Teeth are all supposed to fit together – right? Tell that to your wisdom teeth – they seem to have a mind of their own!
What are wisdom teeth, and why are they such a problem?
Wisdom teeth usually appear at the back of your mouth during your late teens or early twenties. Often there is no room for them to ‘erupt’ (come through the gum) and the teeth fail to emerge properly. A wisdom tooth can erupt partly through the gum, or remain trapped below the gum – this is known as an ‘impacted’ wisdom tooth.
Why don’t my wisdom teeth fit my mouth?
There are a few theories as to why wisdom teeth don’t fit many people’s mouths. Some experts think genetics may play a part – for example you may have inherited one parent’s small jaw, and another parent’s large teeth. Another theory suggests the size of our mouths has decreased over the centuries, because our diet has changed and our jaws don’t need to be as large and strong as they were in prehistoric times.
Do I need to have my wisdom teeth removed?
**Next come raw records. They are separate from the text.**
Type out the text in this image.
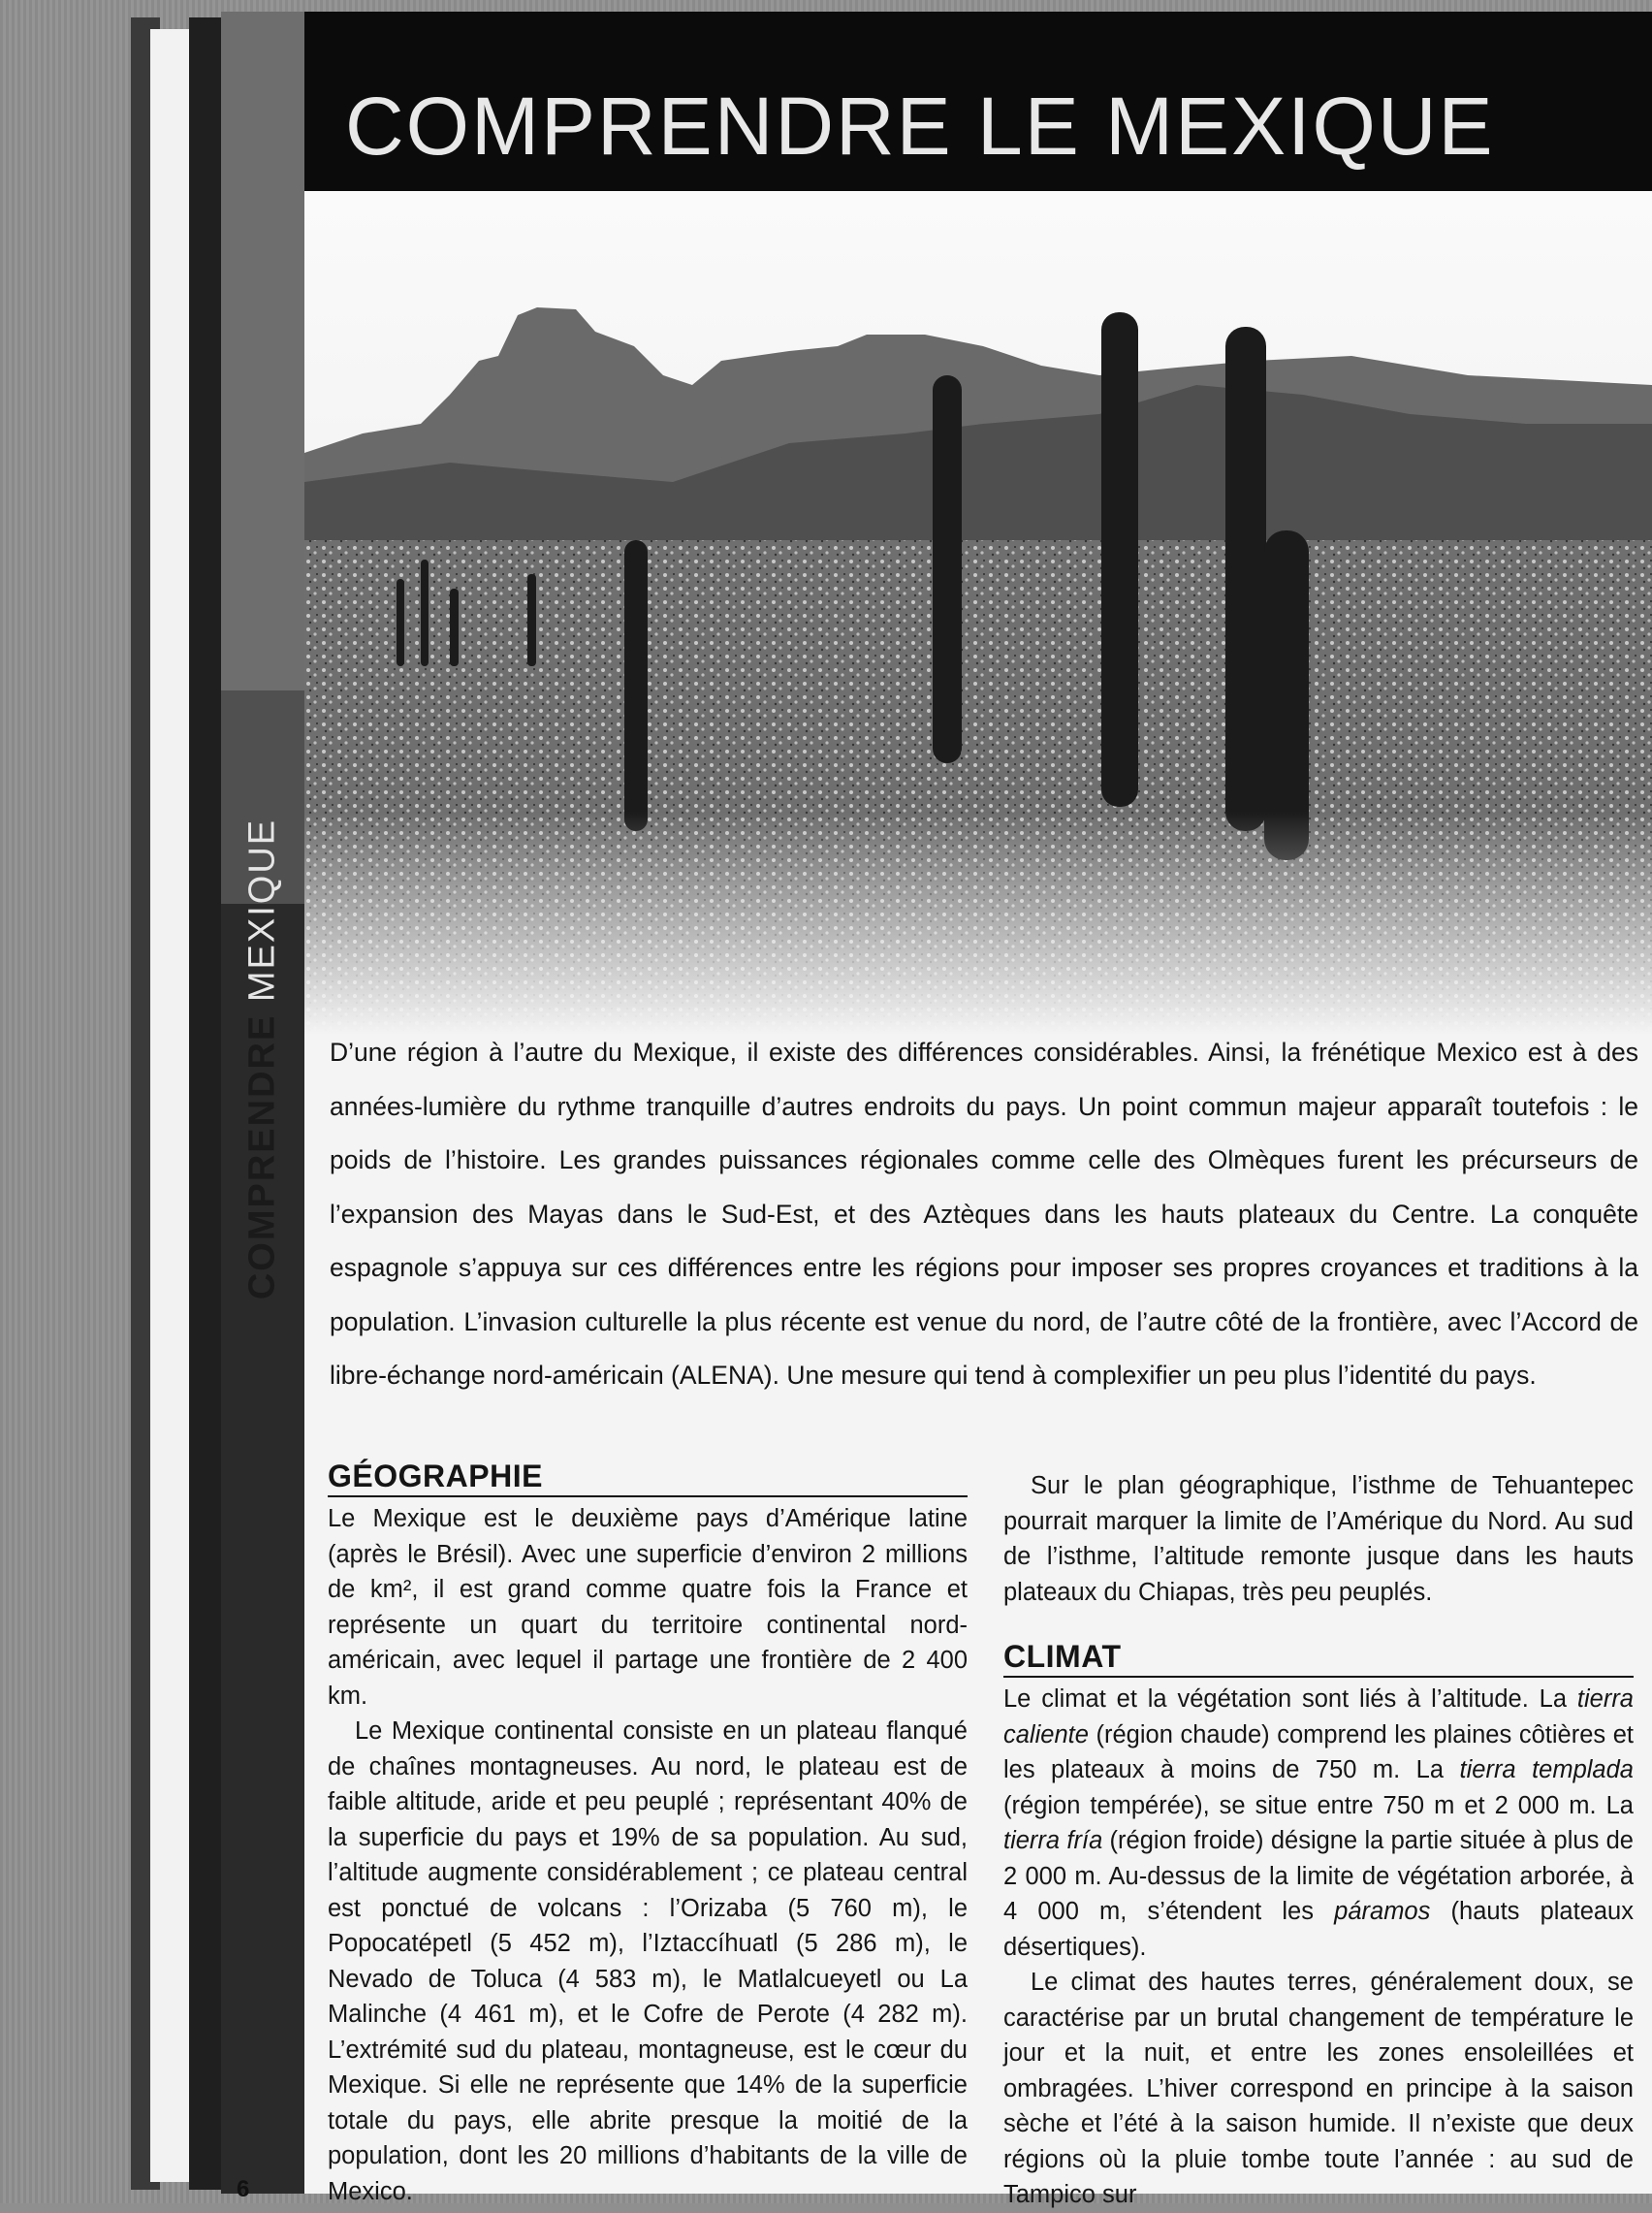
COMPRENDRE MEXIQUE
COMPRENDRE LE MEXIQUE

D’une région à l’autre du Mexique, il existe des différences considérables. Ainsi, la frénétique Mexico est à des années-lumière du rythme tranquille d’autres endroits du pays. Un point commun majeur apparaît toutefois : le poids de l’histoire. Les grandes puissances régionales comme celle des Olmèques furent les précurseurs de l’expansion des Mayas dans le Sud-Est, et des Aztèques dans les hauts plateaux du Centre. La conquête espagnole s’appuya sur ces différences entre les régions pour imposer ses propres croyances et traditions à la population. L’invasion culturelle la plus récente est venue du nord, de l’autre côté de la frontière, avec l’Accord de libre-échange nord-américain (ALENA). Une mesure qui tend à complexifier un peu plus l’identité du pays.

GÉOGRAPHIE

Le Mexique est le deuxième pays d’Amérique latine (après le Brésil). Avec une superficie d’environ 2 millions de km², il est grand comme quatre fois la France et représente un quart du territoire continental nord-américain, avec lequel il partage une frontière de 2 400 km.

Le Mexique continental consiste en un plateau flanqué de chaînes montagneuses. Au nord, le plateau est de faible altitude, aride et peu peuplé ; représentant 40% de la superficie du pays et 19% de sa population. Au sud, l’altitude augmente considérablement ; ce plateau central est ponctué de volcans : l’Orizaba (5 760 m), le Popocatépetl (5 452 m), l’Iztaccíhuatl (5 286 m), le Nevado de Toluca (4 583 m), le Matlalcueyetl ou La Malinche (4 461 m), et le Cofre de Perote (4 282 m). L’extrémité sud du plateau, montagneuse, est le cœur du Mexique. Si elle ne représente que 14% de la superficie totale du pays, elle abrite presque la moitié de la population, dont les 20 millions d’habitants de la ville de Mexico.

Sur le plan géographique, l’isthme de Tehuantepec pourrait marquer la limite de l’Amérique du Nord. Au sud de l’isthme, l’altitude remonte jusque dans les hauts plateaux du Chiapas, très peu peuplés.

CLIMAT

Le climat et la végétation sont liés à l’altitude. La tierra caliente (région chaude) comprend les plaines côtières et les plateaux à moins de 750 m. La tierra templada (région tempérée), se situe entre 750 m et 2 000 m. La tierra fría (région froide) désigne la partie située à plus de 2 000 m. Au-dessus de la limite de végétation arborée, à 4 000 m, s’étendent les páramos (hauts plateaux désertiques).

Le climat des hautes terres, généralement doux, se caractérise par un brutal changement de température le jour et la nuit, et entre les zones ensoleillées et ombragées. L’hiver correspond en principe à la saison sèche et l’été à la saison humide. Il n’existe que deux régions où la pluie tombe toute l’année : au sud de Tampico sur

6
Your wisdom teeth only need to be removed if they cause problems. For example:
- wisdom teeth can be very difficult to clean, and are prone to tooth decay, gum disease and recurring infections
- cysts and tumours can develop in tissues around impacted wisdom teeth
- if your wisdom teeth are unable to erupt, they may cause pressure and damage or crowd the neighbouring teeth
If my wisdom teeth need removing, who will do it?
Straightforward removal of wisdom teeth may be done in your own dentist’s surgery. If your case is more complex, your dentist may decide to refer you to an oral surgeon.
Will it hurt?
Surgical removal of wisdom teeth can cause more discomfort than routine extractions. You may experience:
- some swelling and minor bleeding
- difficulty in fully opening your mouth
- a change of sensation or numbness of your lip or chin
All of these symptoms are temporary, and in most cases your mouth will be feeling normal a week after your surgery.